Mais le réel pouvoir de décision consiste dans la volonté d’appliquer ces lois, au niveau national, régional, départemental et surtout communal. Le cadre juridique est actuellement très développé pour protéger l’environnement, mais il faut l’utiliser. La politique communautaire européenne de l’environnement (sommet de Paris, 1972) s’est surtout développée sur la base réglementaire de directives qui fixent aux Etats des obligations de résultats, qui sont vérifiés, accompagnée de mesures incitatives, économiques (subventions, prêts) et de coopération internationale.

Les départements et les régions disposent, juridiquement parlant, de compétences limitées à l’acquisition d’espaces naturels sensibles et à l’impulsion de la création de parcs naturels régionaux. L’importance de leurs moyens financiers, les aides distribuées aux communes et aux associations, leur donnent cependant un réel pouvoir pour définir une politique d’environnement.

Les communes doivent assurer l’alimentation en eau potable et l’élimination des déchets ménagers. L’évacuation et le traitement des eaux usées leur incombent aussi, sauf en milieu rural où l’assainissement individuel demeure techniquement et économiquement plus avantageux.

Les autorités communales déterminent généralement elles-mêmes les règles d’utilisation de l’espace, l’Etat n’intervenant que pour le contrôle a posteriori de la légalité de tout acte.

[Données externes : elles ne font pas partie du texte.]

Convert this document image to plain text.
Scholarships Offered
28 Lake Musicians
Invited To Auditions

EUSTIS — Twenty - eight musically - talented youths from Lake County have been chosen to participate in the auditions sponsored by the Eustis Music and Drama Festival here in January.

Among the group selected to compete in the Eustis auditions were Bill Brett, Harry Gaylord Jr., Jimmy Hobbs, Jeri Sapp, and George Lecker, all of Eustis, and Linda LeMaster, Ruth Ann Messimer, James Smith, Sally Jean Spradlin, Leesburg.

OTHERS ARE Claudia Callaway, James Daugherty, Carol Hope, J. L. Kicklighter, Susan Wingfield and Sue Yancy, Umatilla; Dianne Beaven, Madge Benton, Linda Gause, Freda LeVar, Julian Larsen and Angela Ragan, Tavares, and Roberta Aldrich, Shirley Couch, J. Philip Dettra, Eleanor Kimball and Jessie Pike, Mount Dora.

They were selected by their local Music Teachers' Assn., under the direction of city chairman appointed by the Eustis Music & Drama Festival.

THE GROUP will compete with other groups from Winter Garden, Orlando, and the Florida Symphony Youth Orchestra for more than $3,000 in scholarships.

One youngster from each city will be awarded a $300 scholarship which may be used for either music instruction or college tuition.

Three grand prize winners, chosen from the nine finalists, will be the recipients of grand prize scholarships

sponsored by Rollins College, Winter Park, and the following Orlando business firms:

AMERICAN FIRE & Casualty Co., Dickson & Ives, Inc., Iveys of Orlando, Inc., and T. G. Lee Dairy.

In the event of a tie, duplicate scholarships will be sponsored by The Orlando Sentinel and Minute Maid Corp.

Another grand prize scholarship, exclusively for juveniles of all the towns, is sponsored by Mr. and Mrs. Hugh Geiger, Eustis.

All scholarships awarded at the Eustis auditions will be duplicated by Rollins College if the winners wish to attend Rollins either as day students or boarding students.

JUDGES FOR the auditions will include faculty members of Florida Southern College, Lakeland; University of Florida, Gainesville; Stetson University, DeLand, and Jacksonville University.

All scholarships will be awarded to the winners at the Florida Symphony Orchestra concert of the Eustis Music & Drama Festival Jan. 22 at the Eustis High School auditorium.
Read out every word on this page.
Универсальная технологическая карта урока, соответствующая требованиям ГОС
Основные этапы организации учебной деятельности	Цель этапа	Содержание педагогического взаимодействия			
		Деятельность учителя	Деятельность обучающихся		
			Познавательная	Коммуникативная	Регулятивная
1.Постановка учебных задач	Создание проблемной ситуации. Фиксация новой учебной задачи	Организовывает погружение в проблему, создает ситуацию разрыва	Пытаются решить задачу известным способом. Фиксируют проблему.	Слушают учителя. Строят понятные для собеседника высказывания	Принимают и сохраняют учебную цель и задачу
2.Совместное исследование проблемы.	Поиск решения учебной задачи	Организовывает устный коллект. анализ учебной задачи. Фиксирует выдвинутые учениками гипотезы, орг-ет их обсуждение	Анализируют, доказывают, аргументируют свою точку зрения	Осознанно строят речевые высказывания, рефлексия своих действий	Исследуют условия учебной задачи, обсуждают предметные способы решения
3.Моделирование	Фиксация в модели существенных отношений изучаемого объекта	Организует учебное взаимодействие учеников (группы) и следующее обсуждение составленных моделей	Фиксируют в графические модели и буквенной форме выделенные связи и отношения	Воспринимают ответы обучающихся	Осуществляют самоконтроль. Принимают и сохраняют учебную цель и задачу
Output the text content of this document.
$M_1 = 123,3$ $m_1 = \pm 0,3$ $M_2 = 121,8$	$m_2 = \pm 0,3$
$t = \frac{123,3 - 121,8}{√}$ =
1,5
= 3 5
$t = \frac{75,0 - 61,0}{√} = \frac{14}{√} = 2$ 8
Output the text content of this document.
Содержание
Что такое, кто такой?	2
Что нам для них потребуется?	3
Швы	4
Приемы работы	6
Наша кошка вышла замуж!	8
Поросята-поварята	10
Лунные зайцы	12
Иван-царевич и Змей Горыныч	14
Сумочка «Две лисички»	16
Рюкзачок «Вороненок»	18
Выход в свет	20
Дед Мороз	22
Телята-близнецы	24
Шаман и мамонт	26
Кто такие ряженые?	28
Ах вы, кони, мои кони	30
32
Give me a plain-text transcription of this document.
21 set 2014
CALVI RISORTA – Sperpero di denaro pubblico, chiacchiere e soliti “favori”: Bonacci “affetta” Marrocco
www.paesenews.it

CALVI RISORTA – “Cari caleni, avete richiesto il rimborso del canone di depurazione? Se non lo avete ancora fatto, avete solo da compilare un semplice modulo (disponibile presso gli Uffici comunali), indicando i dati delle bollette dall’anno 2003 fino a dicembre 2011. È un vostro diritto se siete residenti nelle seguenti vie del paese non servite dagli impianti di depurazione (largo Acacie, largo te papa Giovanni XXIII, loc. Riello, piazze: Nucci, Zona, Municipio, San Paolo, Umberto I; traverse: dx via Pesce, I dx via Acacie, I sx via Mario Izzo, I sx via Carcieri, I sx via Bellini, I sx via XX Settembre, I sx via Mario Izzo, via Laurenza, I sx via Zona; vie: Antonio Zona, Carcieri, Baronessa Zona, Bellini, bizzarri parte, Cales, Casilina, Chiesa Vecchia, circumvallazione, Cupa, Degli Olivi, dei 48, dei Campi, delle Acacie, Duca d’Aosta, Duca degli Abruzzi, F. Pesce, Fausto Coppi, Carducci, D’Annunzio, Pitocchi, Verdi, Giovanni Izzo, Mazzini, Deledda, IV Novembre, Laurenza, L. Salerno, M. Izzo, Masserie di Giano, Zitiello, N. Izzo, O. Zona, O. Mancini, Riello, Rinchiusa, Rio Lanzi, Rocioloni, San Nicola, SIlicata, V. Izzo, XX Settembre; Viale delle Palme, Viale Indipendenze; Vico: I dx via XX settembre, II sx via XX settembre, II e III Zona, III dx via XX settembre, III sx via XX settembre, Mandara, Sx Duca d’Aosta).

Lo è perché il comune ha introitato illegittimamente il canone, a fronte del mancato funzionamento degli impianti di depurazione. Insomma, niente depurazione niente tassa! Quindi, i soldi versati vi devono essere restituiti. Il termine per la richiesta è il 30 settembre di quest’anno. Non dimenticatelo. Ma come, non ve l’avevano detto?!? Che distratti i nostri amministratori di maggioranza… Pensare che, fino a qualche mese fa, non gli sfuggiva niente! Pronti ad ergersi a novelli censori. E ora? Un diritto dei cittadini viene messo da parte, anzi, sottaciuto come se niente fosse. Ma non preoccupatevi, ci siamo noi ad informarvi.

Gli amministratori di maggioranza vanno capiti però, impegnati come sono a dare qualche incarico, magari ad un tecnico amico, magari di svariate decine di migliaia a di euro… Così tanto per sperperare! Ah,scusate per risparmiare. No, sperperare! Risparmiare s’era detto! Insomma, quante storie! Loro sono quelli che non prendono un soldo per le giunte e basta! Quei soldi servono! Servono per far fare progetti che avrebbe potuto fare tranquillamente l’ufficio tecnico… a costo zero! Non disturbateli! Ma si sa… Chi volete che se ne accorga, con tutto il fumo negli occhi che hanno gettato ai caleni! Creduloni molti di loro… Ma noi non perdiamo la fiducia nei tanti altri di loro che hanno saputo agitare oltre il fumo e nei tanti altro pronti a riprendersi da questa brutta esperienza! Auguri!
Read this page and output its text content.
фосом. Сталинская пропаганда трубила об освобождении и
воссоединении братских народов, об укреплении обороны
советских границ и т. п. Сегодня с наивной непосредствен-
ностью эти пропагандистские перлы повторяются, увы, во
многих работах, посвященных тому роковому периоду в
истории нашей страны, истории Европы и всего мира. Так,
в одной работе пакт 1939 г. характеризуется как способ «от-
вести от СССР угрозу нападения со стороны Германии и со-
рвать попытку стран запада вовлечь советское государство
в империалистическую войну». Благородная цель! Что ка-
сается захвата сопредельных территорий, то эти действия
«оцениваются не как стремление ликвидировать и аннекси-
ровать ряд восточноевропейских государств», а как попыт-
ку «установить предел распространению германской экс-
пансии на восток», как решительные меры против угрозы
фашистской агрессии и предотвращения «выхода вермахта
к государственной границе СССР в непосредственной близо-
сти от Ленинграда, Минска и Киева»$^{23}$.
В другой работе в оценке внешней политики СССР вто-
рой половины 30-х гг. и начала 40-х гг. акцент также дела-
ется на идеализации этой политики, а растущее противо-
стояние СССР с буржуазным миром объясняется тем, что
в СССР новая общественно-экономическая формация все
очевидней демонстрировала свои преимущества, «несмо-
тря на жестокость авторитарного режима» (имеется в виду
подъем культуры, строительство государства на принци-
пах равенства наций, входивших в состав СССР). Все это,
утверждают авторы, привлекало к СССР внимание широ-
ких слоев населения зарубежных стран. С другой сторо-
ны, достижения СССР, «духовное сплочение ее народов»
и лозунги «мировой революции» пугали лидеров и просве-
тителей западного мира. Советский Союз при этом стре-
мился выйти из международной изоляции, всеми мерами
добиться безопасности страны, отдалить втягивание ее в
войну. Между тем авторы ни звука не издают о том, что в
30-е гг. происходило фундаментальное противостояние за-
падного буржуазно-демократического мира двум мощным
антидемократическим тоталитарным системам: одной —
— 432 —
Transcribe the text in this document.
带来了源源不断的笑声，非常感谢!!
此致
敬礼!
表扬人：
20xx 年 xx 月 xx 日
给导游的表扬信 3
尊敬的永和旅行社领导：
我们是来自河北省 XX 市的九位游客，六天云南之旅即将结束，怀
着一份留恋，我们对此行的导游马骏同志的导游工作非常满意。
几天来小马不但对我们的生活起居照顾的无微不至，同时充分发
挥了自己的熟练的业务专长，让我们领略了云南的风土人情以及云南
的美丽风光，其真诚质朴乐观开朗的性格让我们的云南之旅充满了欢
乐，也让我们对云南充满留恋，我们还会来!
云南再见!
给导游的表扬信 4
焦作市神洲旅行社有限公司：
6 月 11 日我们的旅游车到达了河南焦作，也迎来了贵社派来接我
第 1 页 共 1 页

Les plans d’occupation des sols, par exemple, orientent la physionomie de nos villes et paysages.

Les associations accomplissant des missions variées ont, en outre, les pouvoirs de donner l’alerte quand surgit une menace, d’OEuvrer pour la sauvegarde d’un site ou d’autres intérêts plus ou moins généraux. Les représentants des associations siègent à tous les niveaux des commissions de l’Etat et des collectivités territoriales, le plus souvent à titre consultatif.